How to Avoid Cross-Cultural Project Management Problems
While the Digital Age may have helped erase national borders, it is possible that it has also brought cultural boundaries into sharper relief. People can now communicate so much more easily and directly with each other.
This presents additional challenges for project managers. Cross-cultural communication is a key component of the traditional linear project management model that includes conception, definition, planning, performance, control, and completion.
Multi-cultural teams are valuable because of the differences in approach and point of view between cultures. Combining different perspectives often leads to innovative solutions. If not managed well, they can lead to frustration and confusion.
Cross-cultural project management requires an understanding of how people communicate and the steps to minimize miscommunications.
There is a lot of potential for miscommunications when two people speak the exact same language. Churchill famously stated, “The UK is two countries separated by a common tongue. “.
Miscommunications and misunderstandings can multiply exponentially if one or more participants doesn’t speak the same language. Let’s look at ways we can avoid this.
1. Decide on a Project Language Upfront
You will need to determine the default language for communication. This does not mean communication in small groups cannot be done in another language, but it establishes a standard for documentation and larger group interactions.
Given the number of people who speak English as a second or third language, English is generally the language of international business. However, that doesn’t mean it has to be.

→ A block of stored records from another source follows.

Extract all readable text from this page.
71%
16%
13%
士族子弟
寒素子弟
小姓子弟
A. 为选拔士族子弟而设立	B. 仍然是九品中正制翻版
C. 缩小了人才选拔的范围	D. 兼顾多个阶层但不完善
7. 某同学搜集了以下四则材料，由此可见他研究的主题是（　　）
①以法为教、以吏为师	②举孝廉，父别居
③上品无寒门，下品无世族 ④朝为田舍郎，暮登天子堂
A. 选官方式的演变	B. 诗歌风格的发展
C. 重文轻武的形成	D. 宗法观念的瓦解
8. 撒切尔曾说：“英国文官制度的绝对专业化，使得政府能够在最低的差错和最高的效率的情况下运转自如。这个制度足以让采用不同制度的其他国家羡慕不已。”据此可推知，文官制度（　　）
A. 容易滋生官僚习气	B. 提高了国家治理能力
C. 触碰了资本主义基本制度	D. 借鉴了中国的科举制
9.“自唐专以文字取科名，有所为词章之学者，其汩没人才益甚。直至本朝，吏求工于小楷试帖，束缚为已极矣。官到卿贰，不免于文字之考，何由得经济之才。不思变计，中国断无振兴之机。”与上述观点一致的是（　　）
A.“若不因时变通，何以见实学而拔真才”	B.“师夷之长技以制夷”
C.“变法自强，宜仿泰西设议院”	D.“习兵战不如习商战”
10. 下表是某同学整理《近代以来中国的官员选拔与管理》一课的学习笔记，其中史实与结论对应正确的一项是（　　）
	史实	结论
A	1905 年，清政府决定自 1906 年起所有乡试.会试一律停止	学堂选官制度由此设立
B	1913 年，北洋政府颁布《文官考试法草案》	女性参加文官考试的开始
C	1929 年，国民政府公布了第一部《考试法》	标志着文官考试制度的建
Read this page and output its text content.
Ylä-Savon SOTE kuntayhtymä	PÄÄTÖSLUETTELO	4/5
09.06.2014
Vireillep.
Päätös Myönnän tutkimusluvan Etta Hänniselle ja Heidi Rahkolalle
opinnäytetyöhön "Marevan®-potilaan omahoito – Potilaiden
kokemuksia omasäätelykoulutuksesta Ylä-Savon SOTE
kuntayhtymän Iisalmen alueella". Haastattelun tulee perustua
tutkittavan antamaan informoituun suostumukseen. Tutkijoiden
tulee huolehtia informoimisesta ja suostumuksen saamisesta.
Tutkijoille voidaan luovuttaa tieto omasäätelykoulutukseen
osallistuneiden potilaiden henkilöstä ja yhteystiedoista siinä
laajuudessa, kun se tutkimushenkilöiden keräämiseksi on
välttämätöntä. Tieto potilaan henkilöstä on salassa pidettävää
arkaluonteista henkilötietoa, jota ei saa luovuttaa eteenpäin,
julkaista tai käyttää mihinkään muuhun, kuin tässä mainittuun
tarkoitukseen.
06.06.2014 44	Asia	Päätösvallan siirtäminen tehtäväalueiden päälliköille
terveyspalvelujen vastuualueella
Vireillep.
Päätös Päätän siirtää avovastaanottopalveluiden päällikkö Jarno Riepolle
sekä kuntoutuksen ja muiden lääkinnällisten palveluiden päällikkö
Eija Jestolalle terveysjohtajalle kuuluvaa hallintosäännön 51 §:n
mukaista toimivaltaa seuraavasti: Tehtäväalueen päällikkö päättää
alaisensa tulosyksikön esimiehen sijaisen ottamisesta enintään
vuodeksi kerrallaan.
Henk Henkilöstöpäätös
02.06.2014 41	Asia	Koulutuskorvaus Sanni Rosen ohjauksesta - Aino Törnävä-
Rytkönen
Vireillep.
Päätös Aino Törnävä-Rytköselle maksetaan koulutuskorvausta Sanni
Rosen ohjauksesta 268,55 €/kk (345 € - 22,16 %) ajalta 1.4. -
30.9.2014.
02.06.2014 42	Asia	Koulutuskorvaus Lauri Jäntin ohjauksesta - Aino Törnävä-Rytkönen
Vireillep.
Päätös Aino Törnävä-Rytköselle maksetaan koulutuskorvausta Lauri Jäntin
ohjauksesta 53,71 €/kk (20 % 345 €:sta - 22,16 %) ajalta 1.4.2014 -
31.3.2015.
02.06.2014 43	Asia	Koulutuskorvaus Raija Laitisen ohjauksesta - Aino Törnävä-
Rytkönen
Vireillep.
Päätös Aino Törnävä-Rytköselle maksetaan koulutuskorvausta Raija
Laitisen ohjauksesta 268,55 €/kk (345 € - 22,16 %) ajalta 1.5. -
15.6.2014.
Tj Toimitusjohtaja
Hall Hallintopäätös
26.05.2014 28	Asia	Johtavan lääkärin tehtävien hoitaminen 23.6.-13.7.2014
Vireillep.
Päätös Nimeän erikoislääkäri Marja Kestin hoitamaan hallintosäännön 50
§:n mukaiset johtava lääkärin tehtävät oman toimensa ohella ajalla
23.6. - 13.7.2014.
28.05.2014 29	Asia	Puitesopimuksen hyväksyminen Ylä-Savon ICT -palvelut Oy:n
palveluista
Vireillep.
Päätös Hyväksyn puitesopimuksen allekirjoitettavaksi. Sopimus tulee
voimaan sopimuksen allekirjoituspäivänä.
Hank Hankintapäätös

The ability of team members to speak or learn the language will be part of their assessment. This will allow them to engage with the rest of the project team. Language training is an option if key members of your team cannot speak the language on longer projects.
2. Communication skills are a key deliverable
Respect for other team members and the situation is something that all team members must be aware of. This is especially true if one member of the team is a native speaker and could be tempted by others to “Aoblame” the person who is not working in their native tongue for not understanding.
Encourage everyone to communicate clearly and concisely. It is a good idea to point team members to useful web articles.
3. Encourage Written Communication
Written documents allow recipients the ability to review information at their own pace. If they wish, they can also translate the document into another language. Encourage them to use more written communication than you would normally.
4. Encourage positive communication
Confirmatory questions are a good way to clear up any miscommunications in cross-cultural projects. This means asking people to clarify their understanding of the meeting.
It is important to stress that multiple, clarifying questions should be allowed. This will help to avoid miscommunications from becoming bigger problems.
5. Encourage the use of visual aids wherever possible
In any language, a picture can speak a thousand words. Encourage people to present graphically, as it is less likely to be misinterpreted.
Even if the tool is very basic, make sure everyone in your team knows how to use it. Online training is a good investment of time and money.